The Hungarian forint continues to lose ground gradually as an ongoing negative development in core bond markets weighed. Hence as we expected the EUR/HUF paddled to the 265 area, while it currently approaching the 266 zone.
It worth noting that the forint was also hit by an information published in local press, which questioned the government accounting practices in term of Hungary’s motorway construction programme. According to local daily Népszabadság some of the government's off-budget motorway constructions may be included in to the budget to fit EU accounting rules. The paper said that if these doubtful motorway sections needed to be included in the budget again, the deficit would go up by HUF 84 billion (0.4% off GDP). Recall that the government targets the ESA95 public budget deficit to 5.0% of GDP this year. Finally, we should add, Népszabadság daily used as a source of its information the central bank, which denied later on that such an information was provided by this institution.

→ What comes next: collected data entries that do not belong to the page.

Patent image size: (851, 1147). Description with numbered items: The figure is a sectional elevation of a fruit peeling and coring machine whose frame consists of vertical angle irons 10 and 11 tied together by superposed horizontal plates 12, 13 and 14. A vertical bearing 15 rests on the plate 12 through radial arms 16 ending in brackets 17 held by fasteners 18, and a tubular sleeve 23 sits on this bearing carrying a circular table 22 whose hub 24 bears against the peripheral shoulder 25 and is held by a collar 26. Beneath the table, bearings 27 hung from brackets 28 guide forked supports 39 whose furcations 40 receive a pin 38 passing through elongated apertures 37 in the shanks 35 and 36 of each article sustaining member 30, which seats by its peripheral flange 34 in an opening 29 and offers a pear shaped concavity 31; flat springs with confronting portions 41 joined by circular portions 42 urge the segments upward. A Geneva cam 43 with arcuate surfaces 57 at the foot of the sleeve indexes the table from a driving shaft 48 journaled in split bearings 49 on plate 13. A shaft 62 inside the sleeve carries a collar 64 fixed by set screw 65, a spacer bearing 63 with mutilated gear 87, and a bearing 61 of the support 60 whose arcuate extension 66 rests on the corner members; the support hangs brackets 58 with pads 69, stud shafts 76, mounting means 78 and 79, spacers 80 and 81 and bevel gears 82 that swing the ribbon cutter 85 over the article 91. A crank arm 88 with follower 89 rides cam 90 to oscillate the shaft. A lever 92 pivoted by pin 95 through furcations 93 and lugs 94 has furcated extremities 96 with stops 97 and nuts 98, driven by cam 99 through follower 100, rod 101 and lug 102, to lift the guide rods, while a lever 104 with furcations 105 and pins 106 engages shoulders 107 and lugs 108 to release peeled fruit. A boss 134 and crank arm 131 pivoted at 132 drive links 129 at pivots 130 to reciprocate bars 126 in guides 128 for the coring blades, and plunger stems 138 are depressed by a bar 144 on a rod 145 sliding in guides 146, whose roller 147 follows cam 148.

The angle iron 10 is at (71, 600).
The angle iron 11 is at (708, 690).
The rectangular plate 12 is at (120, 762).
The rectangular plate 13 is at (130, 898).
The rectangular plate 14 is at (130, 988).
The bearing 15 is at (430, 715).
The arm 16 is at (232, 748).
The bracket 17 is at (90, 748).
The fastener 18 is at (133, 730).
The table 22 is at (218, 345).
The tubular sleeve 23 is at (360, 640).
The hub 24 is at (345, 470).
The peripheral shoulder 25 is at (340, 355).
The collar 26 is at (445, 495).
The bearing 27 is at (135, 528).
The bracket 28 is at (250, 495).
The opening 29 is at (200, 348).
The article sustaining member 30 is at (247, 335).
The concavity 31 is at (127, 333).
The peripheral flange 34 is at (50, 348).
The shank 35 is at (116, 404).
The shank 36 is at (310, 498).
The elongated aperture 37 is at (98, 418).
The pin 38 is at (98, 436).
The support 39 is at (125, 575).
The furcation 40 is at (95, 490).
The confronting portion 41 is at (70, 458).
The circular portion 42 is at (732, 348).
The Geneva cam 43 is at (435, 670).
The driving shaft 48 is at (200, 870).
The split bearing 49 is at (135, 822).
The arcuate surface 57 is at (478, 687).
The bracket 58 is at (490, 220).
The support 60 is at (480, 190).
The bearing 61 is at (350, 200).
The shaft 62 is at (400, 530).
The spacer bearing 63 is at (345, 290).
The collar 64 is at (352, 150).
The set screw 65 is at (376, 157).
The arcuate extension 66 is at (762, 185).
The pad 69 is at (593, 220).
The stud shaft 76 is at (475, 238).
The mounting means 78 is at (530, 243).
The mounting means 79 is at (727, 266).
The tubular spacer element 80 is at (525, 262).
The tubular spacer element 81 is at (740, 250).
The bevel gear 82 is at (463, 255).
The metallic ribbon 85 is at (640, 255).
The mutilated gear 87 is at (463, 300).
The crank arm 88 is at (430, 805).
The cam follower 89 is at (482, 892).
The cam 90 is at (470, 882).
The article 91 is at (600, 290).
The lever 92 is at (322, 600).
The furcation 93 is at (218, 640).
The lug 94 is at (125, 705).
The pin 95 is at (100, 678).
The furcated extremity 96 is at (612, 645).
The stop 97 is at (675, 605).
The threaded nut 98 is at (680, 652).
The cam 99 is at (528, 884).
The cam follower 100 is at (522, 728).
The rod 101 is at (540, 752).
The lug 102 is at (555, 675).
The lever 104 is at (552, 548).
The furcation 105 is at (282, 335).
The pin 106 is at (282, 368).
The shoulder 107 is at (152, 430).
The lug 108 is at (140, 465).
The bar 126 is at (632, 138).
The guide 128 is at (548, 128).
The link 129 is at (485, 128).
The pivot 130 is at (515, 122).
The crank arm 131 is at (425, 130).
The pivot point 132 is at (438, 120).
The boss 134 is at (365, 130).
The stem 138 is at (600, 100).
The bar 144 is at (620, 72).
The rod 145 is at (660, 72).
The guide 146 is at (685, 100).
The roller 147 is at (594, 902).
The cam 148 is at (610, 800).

While high- yielding emerging markets currencies may continue to suffer due to bearish environment in core bond markets and the forint will not be an exception in this respect, there are also two domestic interesting events. First, coalition talks between the Socialist Party and Free Democrats start today. Secondly, there is a 3Y bond auction today. In our view, especially the former event might move with the forint however much will depend on the politicians how many information they will allow to leak. Bear in mind that the talks will continue on Friday too.